A mile north. A mile closer to Aldagmor.
It was very bad. He wasn’t going to be able to hold out much longer. He couldn’t sleep anymore; when he did, he dreamed of fire and of being cast down from the heavens and buried deep in the earth of Aldagmor, he dreamed of a need to go there and help, and he always awoke to find himself moving northward. He hadn’t dared to sleep at all for the last two nights, and he had made do with brief naps for a sixnight before that.
He just had to reach out and touch the tapestry, but he couldn’t lift his hand. He was so tired, so weary; if he gave in he could rest. He could fly, any warlock worthy of the name could fly, he could be in Aldagmor in no more than a day or two. He had been refusing to fly for about a month, so that he would not fly off to Aldagmor, but now that just seemed foolish. Why not get it over with?
“Tell my wife I love her,” he said. “Tell her to wait for me in Warlock House attic. If this works, I’ll meet her there and let her know. If it doesn’t, well…”
“Should we tell her any details? About the tapestries?”

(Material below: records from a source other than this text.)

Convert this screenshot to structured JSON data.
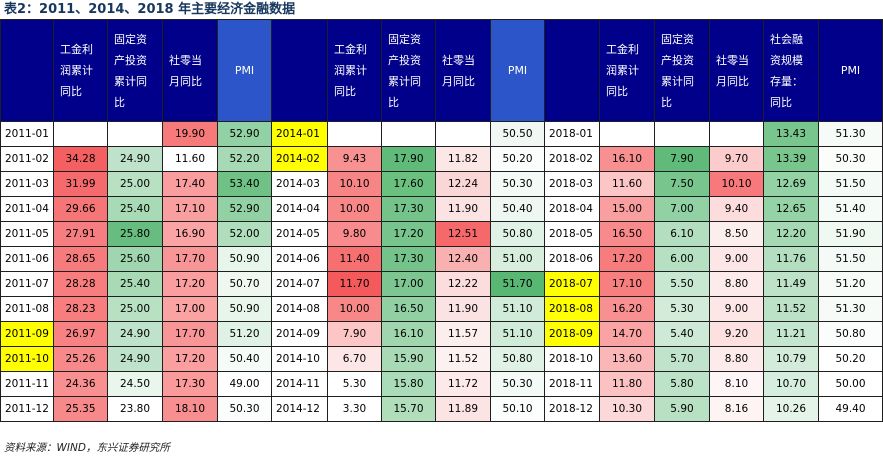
{
  "title": "表2：2011、2014、2018 年主要经济金融数据",
  "source": "资料来源：WIND，东兴证券研究所",
  "headers": [
    "",
    "工金利润累计同比",
    "固定资产投资累计同比",
    "社零当月同比",
    "PMI",
    "",
    "工金利润累计同比",
    "固定资产投资累计同比",
    "社零当月同比",
    "PMI",
    "",
    "工金利润累计同比",
    "固定资产投资累计同比",
    "社零当月同比",
    "社会融资规模存量：同比",
    "PMI"
  ],
  "colors": {
    "header_bg": "#00008b",
    "highlight_date": "#ffff00",
    "red_high": "#ef5350",
    "green_high": "#4caf6a"
  },
  "rows": [
    {
      "cells": [
        "2011-01",
        "",
        "",
        "19.90",
        "52.90",
        "2014-01",
        "",
        "",
        "",
        "50.50",
        "2018-01",
        "",
        "",
        "",
        "13.43",
        "51.30"
      ],
      "bg": [
        "",
        "",
        "",
        "#f77a7b",
        "#92d1a3",
        "#ffff00",
        "",
        "",
        "",
        "#f1f8f3",
        "",
        "",
        "",
        "",
        "#79c58e",
        "#f6fbf7"
      ]
    },
    {
      "cells": [
        "2011-02",
        "34.28",
        "24.90",
        "11.60",
        "52.20",
        "2014-02",
        "9.43",
        "17.90",
        "11.82",
        "50.20",
        "2018-02",
        "16.10",
        "7.90",
        "9.70",
        "13.39",
        "50.30"
      ],
      "bg": [
        "",
        "#f45f61",
        "#bfe3ca",
        "",
        "#a6d9b4",
        "#ffff00",
        "#f89192",
        "#60bb7a",
        "#fce7e7",
        "#fafdfb",
        "",
        "#f89091",
        "#60bb7a",
        "#fccccd",
        "#79c58e",
        "#fbfdfb"
      ]
    },
    {
      "cells": [
        "2011-03",
        "31.99",
        "25.00",
        "17.40",
        "53.40",
        "2014-03",
        "10.10",
        "17.60",
        "12.24",
        "50.30",
        "2018-03",
        "11.60",
        "7.50",
        "10.10",
        "12.69",
        "51.50"
      ],
      "bg": [
        "",
        "#f56b6d",
        "#b8e1c3",
        "#f99d9e",
        "#6fc186",
        "",
        "#f88586",
        "#6ac07f",
        "#fbd6d6",
        "#f4faf6",
        "",
        "#fcc5c6",
        "#79c58e",
        "#f7797b",
        "#93d2a5",
        "#f4faf6"
      ]
    },
    {
      "cells": [
        "2011-04",
        "29.66",
        "25.40",
        "17.10",
        "52.90",
        "2014-04",
        "10.00",
        "17.30",
        "11.90",
        "50.40",
        "2018-04",
        "15.00",
        "7.00",
        "9.40",
        "12.65",
        "51.40"
      ],
      "bg": [
        "",
        "#f67677",
        "#a9dab6",
        "#fa9fa0",
        "#92d1a3",
        "",
        "#f88788",
        "#74c38a",
        "#fce3e3",
        "#eef7f1",
        "",
        "#f99fa0",
        "#91d1a4",
        "#fcdcdc",
        "#94d3a6",
        "#f5fbf7"
      ]
    },
    {
      "cells": [
        "2011-05",
        "27.91",
        "25.80",
        "16.90",
        "52.00",
        "2014-05",
        "9.80",
        "17.20",
        "12.51",
        "50.80",
        "2018-05",
        "16.50",
        "6.10",
        "8.50",
        "12.20",
        "51.90"
      ],
      "bg": [
        "",
        "#f77e80",
        "#67bd7f",
        "#fba4a5",
        "#b0ddbc",
        "",
        "#f88b8d",
        "#77c48c",
        "#f6696b",
        "#e0f2e5",
        "",
        "#f88a8b",
        "#b3dfc0",
        "#fdeeee",
        "#a4d9b3",
        "#f0f8f2"
      ]
    },
    {
      "cells": [
        "2011-06",
        "28.65",
        "25.60",
        "17.70",
        "50.90",
        "2014-06",
        "11.40",
        "17.30",
        "12.40",
        "51.00",
        "2018-06",
        "17.20",
        "6.00",
        "9.00",
        "11.76",
        "51.50"
      ],
      "bg": [
        "",
        "#f67b7c",
        "#a0d6af",
        "#f89697",
        "#e7f5ea",
        "",
        "#f67071",
        "#74c38a",
        "#f9b0b1",
        "#d7eedd",
        "",
        "#f77c7e",
        "#b5e0c2",
        "#fde6e6",
        "#b3dfc0",
        "#f4faf6"
      ]
    },
    {
      "cells": [
        "2011-07",
        "28.28",
        "25.40",
        "17.20",
        "50.70",
        "2014-07",
        "11.70",
        "17.00",
        "12.22",
        "51.70",
        "2018-07",
        "17.10",
        "5.50",
        "8.80",
        "11.49",
        "51.20"
      ],
      "bg": [
        "",
        "#f77d7e",
        "#a9dab6",
        "#fa9e9f",
        "#eef8f1",
        "",
        "#f4595b",
        "#7dc691",
        "#fbdddd",
        "#59b774",
        "#ffff00",
        "#f87f80",
        "#c9e8d2",
        "#fdeaea",
        "#bde2c8",
        "#f7fcf8"
      ]
    },
    {
      "cells": [
        "2011-08",
        "28.23",
        "25.00",
        "17.00",
        "50.90",
        "2014-08",
        "10.00",
        "16.50",
        "11.90",
        "51.10",
        "2018-08",
        "16.20",
        "5.30",
        "9.00",
        "11.52",
        "51.30"
      ],
      "bg": [
        "",
        "#f77d7f",
        "#b8e1c3",
        "#fba2a3",
        "#e7f5ea",
        "",
        "#f88788",
        "#90d0a2",
        "#fce3e3",
        "#d0ebd7",
        "#ffff00",
        "#f88f90",
        "#d2ecd9",
        "#fde6e6",
        "#bbe1c6",
        "#f6fbf7"
      ]
    },
    {
      "cells": [
        "2011-09",
        "26.97",
        "24.90",
        "17.70",
        "51.20",
        "2014-09",
        "7.90",
        "16.10",
        "11.57",
        "51.10",
        "2018-09",
        "14.70",
        "5.40",
        "9.20",
        "11.21",
        "50.80"
      ],
      "bg": [
        "#ffff00",
        "#f88283",
        "#bfe3ca",
        "#f89697",
        "#dff2e5",
        "",
        "#fcc5c6",
        "#9fd6ae",
        "#fdeeee",
        "#d0ebd7",
        "#ffff00",
        "#faa3a4",
        "#cee9d5",
        "#fde1e1",
        "#c5e6ce",
        "#fafdfb"
      ]
    },
    {
      "cells": [
        "2011-10",
        "25.26",
        "24.90",
        "17.20",
        "50.40",
        "2014-10",
        "6.70",
        "15.90",
        "11.52",
        "50.80",
        "2018-10",
        "13.60",
        "5.70",
        "8.80",
        "10.79",
        "50.20"
      ],
      "bg": [
        "#ffff00",
        "#f8898a",
        "#bfe3ca",
        "#fa9e9f",
        "#f5fbf7",
        "",
        "#fde6e6",
        "#a8dab5",
        "#fdf0f0",
        "#e0f2e5",
        "",
        "#fbb6b7",
        "#c0e4cb",
        "#fdeaea",
        "#d3ecda",
        "#fefffe"
      ]
    },
    {
      "cells": [
        "2011-11",
        "24.36",
        "24.50",
        "17.30",
        "49.00",
        "2014-11",
        "5.30",
        "15.80",
        "11.72",
        "50.30",
        "2018-11",
        "11.80",
        "5.80",
        "8.10",
        "10.70",
        "50.00"
      ],
      "bg": [
        "",
        "#f88f90",
        "#e8f6ec",
        "#fa9a9b",
        "",
        "",
        "#ffffff",
        "#abdcb9",
        "#fde9e9",
        "#f4faf6",
        "",
        "#fcc1c2",
        "#bce2c7",
        "#fef6f6",
        "#d6eedd",
        ""
      ]
    },
    {
      "cells": [
        "2011-12",
        "25.35",
        "23.80",
        "18.10",
        "50.30",
        "2014-12",
        "3.30",
        "15.70",
        "11.89",
        "50.10",
        "2018-12",
        "10.30",
        "5.90",
        "8.16",
        "10.26",
        "49.40"
      ],
      "bg": [
        "",
        "#f8898a",
        "",
        "#f78e8f",
        "#fafdfb",
        "",
        "",
        "#b0debb",
        "#fce4e4",
        "#fcfefd",
        "",
        "#fdd8d9",
        "#b8e1c3",
        "#fef4f4",
        "#e5f4e9",
        ""
      ]
    }
  ]
}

Hanner shook his head. “No,” he said. “I’ll tell her. She knows I was planning something, and I want to be the one to tell her what it was.” He paused, then added, “If it works. For all we know, the Call will be even stronger in there.”
“I
suppose it might be,” Arvagan admitted. “Though I don’t see why it would be. Wherever that place is, it’s not Aldagmor.”
“But it could be near Aldagmor, somehow.”
“I suppose.”
Hanner turned to Arvagan. “You’ll tell her?”
“The instant I see you enter the tapestry, I’ll send word for her to go to meet you.”
“Good. Good.” He turned back to face that shining image of green fields, and tried to step toward it, but his foot would not lift.
Inspiration struck. “Arvagan, would you do me a favor?”
“What sort of a favor?”
“Would you move the tapestry to the north wall? Or just turn it so it faces south?”
“Is it that bad, Chairman?”
“Yes, it is,” Hanner said. “I didn’t know…It took so long…”
“We told you when we started that it took a year or more to make a Transporting Tapestry.”
“Yes, you did—but I hadn’t realized how close I was to being Called. A year ago it was nothing, just a little murmur in my head; now it’s…it’s everything, it’s constant, it’s so strong.”
Arvagan nodded. Then he reached up and pushed at the rod supporting the tapestry, being careful not to let his hand come too close to the fabric. Like the sail of a ship clearing the breakwater, the tapestry swung slowly around.
Hanner turned with it, and when it was due north, between him and Aldagmor, he found he could lift his arm and step forward, step northward. His finger touched the silky cloth.
And the secret room was gone, the wizard’s house was gone, Wizard Street and the Wizards’ Quarter had vanished, the entire city of Ethshar of the Spices was gone. He was standing on a gentle, grassy slope.
He didn’t notice.
A sun was shining warmly on his face, a sun that wasn’t quite the same color as the one he had seen every day in Ethshar, and a soft wind was blowing against his right cheek; he didn’t notice that, either.
Sky and sun and wind and grass, a sound of splashing somewhere in the distance, a cluster of strange buildings—Hanner ignored them all.